Искусственная Москва и натуральный трэш
Григорий Дашевский о "Загуле" Олега Зайончковского
В первых двух книгах Олега Зайончковского — "Сергеев и городок" и "Петрович" — слышались редкие для современной прозы спокойствие и неспешность; какое-то подводное течение все время продолжало свой медленный ход, оправдывая и неточность отдельных слов, и вычурность бесконечных сравнений. Но вот в недавнем романе "Счастье возможно" он попытался с той же неспешной благожелательностью рассказать об ищущих свое счастье москвичах — и те же самые глубинно-спокойные интонации зазвучали вдруг как что-то нарочитое. Впечатление было такое, что если в провинциальной жизни Зайончковский действительно слышит глубокий природный ритм и вторит ему своими интонациями, то в жизни столичной он пытается этот ритм расслышать и даже пытается говорить так, словно он уже его слышит, но на самом деле — нет, не слышит.
Новый роман "Загул" кажется сознательным отказом от этих попыток расслышать подводный ход московской жизни и даже признанием, что из этих попыток ничего не вышло и не может выйти. Зайончковский словно говорит: ну нет больше сил притворяться — выморочный и вредный город ваша Москва, и я не могу писать о ней так же, как пишу о нелепой, трудной, но настоящей жизни в провинции. Но вместо того, чтобы вообще об этой ненастоящей Москве не писать, он решил написать о ней так, как она того и заслуживает, то есть не по-настоящему. Вышло из этого вот что.

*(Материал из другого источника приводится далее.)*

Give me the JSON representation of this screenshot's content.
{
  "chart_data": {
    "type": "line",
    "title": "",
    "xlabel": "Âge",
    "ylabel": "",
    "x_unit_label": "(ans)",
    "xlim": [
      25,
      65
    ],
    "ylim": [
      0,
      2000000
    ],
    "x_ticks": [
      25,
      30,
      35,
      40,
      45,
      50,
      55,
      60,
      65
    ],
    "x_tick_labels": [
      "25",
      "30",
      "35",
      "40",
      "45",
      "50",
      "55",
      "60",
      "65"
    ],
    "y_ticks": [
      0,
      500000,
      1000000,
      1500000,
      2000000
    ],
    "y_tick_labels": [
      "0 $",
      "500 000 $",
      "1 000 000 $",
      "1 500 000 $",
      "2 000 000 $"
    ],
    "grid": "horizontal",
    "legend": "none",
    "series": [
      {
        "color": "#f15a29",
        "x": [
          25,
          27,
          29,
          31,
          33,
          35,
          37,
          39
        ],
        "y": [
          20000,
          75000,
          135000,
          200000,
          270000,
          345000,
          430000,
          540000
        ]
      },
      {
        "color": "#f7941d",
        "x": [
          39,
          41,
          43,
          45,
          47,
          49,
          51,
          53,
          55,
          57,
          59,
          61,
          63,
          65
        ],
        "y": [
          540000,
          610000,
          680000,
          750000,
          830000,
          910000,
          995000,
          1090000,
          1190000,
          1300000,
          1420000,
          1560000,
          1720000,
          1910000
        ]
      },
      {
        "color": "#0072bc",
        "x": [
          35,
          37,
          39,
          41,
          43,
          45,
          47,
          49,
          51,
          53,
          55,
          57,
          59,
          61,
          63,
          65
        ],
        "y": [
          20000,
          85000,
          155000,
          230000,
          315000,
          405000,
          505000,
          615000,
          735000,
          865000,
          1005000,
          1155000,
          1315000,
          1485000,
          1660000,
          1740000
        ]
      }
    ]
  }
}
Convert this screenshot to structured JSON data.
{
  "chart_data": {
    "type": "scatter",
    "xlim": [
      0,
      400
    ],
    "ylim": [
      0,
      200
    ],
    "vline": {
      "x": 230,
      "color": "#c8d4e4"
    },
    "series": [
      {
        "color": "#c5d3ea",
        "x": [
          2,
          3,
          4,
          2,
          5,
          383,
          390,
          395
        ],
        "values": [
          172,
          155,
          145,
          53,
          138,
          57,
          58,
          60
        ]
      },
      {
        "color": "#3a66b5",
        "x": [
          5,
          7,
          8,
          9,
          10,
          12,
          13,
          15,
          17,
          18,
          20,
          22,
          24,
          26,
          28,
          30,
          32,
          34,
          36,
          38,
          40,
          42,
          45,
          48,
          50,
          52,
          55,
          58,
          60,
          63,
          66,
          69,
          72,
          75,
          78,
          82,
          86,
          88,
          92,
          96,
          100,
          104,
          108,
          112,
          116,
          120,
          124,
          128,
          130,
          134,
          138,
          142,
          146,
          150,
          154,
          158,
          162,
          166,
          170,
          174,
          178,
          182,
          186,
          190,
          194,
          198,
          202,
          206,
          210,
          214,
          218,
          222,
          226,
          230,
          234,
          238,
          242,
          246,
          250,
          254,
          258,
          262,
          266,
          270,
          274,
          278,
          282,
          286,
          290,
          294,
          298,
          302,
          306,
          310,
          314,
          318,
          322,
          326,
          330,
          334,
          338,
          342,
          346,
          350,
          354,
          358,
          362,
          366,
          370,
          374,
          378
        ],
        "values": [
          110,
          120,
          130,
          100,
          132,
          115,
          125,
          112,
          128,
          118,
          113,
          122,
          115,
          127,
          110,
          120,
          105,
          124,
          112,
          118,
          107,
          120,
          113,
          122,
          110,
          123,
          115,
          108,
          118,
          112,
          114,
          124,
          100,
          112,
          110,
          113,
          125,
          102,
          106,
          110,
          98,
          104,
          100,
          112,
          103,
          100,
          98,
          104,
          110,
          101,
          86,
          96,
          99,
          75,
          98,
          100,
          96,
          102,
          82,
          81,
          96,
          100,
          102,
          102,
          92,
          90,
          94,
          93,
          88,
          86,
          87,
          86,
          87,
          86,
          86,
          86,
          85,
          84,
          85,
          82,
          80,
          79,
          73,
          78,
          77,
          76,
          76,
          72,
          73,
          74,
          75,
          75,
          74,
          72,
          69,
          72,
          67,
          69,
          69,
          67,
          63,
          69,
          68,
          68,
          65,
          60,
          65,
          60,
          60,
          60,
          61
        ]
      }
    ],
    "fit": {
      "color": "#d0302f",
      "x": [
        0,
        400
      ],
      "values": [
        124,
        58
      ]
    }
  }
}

Действие все время переносится из провинции в Москву и из нынешнего времени в советское (и обратно). В подмосковном городке, где живет главный герой, жизнь идет, как уже сказано, нелепая, трудная, но настоящая, а в Москве жизнь вот какая: "С ним заигрывала реклама, чьи страстные, как мычание дауна, призывы порой не поддавались расшифровке. Взобравшись с ногами на лавочки, шумели полночные пивные подростки; галдели кавказцы, "орлами" рассевшиеся на тротуарах, ругались простуженными голосами голоногие проститутки. На всех языках, кроме русского, Москва заговаривала с Нефедовым, смущая и создавая впечатление сложности, недоступной его пониманию". Причем разница между живущей по природным законам провинцией и насквозь искусственной Москвой оказывается неизмеримо существеннее, чем разница между советской жизнью и нынешней. Городок со своим заводом и со своим музеем жил и живет тяжело, но по-людски, а Москва в советское время была местом, где всем заправляли наглые официанты, чиновники и золотая молодежь, а теперь стала местом, где заправляют проститутки, кавказцы и иностранцы плюс та же золотая молодежь, только постаревшая. То есть идея написать о настоящей провинции "по-настоящему", а об искусственной Москве "не по-настоящему" на практике привела к тому, что провинциальные страницы написаны собственной прозой Зайончковского, какую он и умеет писать, а московские страницы — пародийно-почвенническими штампами.
Но с середины книги почвеннический трэш заполняет уже все пространство — никакого контраста между естественными страницами о естественной провинциальной жизни и карикатурными страницами о карикатурной столичной жизни не остается, а остается и несмешная, и неестественная смесь своего и чужого, где к концу одно уже неотличимо от другого. В Москве пьяный Нефедов находит пропавшую рукопись русского писателя-классика Почечуева, за этой рукописью охотятся и иностранные слависты, и русские безумцы, и еще кто-то, но Нефедов и его друзья защищают рукопись от всех покушений и благополучно доставляют в подмосковный музей. Вся вторая половина книги совершенно не годится для чтения, а если для чего и годится, то только для превращения в кинокомедию. В кино и пьяницы с книгой в обнимку всегда смешат, и над иностранцами с их акцентом ("У вас ест зоборност. В Ойропа зоборност нет") обхохочешься; но читать это на бумаге — мучительная трата времени.